= Indio Fashion Mall =

Shopping development in California

Indio Fashion Mall was a shopping mall in Indio, California, currently the site of the Indio Grand Marketplace.

Indio Fashion Mall opened on February 24, 1975. A 60000 sqft Harris Company department store (later became Harris Gottschalks in 1999) and a Sears anchored the mall which had 40 other mall shops. The mall had 215000 sqft of retail space on a 17 acre parcel.

==Decline==
The Sears store closed in 2004 (relocated to Westfield Palm Desert mall) and the Harris-Gottschalks in 2009.

By 2017, 70% of the storefronts in the mall were empty.
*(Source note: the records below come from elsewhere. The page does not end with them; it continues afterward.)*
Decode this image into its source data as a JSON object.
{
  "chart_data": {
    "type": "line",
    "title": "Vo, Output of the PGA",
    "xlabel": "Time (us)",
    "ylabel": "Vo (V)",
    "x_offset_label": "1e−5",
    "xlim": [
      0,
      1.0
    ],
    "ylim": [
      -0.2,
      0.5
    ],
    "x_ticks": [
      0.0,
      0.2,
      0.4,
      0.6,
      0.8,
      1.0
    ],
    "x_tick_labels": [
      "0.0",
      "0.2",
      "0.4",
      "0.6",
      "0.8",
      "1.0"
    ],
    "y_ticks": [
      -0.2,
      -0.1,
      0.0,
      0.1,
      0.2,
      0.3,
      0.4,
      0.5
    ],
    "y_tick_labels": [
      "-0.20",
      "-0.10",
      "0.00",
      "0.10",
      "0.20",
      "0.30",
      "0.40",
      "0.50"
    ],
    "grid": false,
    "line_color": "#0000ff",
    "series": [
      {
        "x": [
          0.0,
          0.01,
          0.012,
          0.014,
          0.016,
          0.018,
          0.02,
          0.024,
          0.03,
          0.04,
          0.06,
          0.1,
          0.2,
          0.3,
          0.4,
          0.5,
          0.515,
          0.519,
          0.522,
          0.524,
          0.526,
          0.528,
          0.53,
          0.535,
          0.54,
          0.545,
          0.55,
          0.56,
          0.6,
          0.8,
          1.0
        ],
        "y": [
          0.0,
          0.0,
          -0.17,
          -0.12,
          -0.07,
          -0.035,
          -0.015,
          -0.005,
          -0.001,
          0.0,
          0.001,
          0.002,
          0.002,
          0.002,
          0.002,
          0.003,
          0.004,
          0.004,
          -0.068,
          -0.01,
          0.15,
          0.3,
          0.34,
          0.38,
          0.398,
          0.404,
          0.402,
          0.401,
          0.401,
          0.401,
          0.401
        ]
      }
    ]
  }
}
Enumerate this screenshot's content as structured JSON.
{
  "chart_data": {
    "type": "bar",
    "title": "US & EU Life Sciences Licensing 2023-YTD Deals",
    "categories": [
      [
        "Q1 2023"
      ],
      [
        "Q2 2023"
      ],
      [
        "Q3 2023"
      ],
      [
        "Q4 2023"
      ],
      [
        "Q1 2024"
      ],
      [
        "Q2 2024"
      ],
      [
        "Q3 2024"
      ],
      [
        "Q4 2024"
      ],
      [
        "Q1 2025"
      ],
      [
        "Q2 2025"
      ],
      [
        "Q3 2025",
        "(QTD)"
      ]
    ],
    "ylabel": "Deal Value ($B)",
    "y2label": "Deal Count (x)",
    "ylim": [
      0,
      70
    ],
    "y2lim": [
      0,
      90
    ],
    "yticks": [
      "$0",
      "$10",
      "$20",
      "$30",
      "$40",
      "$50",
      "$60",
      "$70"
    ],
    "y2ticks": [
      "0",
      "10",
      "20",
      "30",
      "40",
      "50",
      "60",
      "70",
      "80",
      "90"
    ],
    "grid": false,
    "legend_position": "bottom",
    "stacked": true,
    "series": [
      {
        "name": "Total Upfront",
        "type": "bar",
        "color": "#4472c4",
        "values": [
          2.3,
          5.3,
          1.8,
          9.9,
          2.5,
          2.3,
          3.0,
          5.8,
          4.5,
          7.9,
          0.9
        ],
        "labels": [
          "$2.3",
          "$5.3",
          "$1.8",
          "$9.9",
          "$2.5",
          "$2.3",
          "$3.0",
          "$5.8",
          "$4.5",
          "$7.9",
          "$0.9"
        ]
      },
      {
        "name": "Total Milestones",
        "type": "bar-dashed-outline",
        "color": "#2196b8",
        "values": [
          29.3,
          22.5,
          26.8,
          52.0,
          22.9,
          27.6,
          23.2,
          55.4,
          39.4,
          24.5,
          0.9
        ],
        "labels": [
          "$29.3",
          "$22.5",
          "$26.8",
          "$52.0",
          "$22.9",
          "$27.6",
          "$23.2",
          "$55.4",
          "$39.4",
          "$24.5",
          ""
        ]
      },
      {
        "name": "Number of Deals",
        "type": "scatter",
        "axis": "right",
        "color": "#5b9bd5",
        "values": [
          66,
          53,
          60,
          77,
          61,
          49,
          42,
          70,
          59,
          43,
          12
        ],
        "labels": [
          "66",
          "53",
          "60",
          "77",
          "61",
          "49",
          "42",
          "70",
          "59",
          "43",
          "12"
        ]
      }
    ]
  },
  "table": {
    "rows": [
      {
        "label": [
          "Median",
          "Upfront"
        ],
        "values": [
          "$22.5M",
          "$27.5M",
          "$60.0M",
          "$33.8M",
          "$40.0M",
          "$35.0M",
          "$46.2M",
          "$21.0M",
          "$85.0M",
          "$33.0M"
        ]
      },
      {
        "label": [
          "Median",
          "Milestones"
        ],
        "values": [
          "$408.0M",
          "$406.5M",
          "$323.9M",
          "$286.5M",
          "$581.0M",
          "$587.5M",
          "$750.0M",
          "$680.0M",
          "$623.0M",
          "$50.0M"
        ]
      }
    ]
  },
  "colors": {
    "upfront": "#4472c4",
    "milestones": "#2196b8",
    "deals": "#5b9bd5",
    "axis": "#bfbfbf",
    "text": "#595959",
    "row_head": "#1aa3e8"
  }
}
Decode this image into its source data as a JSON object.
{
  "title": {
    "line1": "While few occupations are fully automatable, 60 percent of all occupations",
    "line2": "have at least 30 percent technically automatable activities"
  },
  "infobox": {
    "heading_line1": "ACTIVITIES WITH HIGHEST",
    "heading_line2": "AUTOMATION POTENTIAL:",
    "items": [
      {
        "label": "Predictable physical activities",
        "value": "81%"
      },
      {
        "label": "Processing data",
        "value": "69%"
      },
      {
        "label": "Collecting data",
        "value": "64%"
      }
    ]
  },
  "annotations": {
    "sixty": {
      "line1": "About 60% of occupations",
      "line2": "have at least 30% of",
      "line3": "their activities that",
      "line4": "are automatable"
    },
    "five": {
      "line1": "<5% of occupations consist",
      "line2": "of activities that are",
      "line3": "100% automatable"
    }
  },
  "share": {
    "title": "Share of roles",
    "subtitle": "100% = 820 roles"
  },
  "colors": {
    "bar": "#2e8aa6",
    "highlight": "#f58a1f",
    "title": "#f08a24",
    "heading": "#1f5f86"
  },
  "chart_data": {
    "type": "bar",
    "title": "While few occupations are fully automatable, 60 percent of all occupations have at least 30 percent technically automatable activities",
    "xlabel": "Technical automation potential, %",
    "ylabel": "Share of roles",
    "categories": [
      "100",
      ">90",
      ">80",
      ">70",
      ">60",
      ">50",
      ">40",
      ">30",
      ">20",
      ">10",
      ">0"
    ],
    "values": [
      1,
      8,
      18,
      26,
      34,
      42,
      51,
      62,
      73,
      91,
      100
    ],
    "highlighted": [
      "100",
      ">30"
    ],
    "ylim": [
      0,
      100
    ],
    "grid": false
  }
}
On February 28, 2018, Los Angeles-based developer Haagen Company purchased the mall and its lot with the intention of eventual redevelopment.

==Current status==
The building is now called Indio Grand Marketplace and is an indoor swap meet, consisting of lower-end independent retailers and food outlets.

==Redevelopment plans==
The owner has plans to demolish the existing mall building and build a mixed-use development to cover the lot as well as an additional adjacent 20-acre parcel. It is to house retailers, casual dining and entertainment; up to 400 new residential units; and a hotel.".

By December 2025, the mall was described as defunct, with only one tenant remaining; the owner planned to relocate the final tenant before demolishing the interior mall structure, while retaining the former Gottschalks and Sears buildings for potential reuse.

By August 2026, Phase 1 of the mall's redevelopment was already under construction along Highway 111.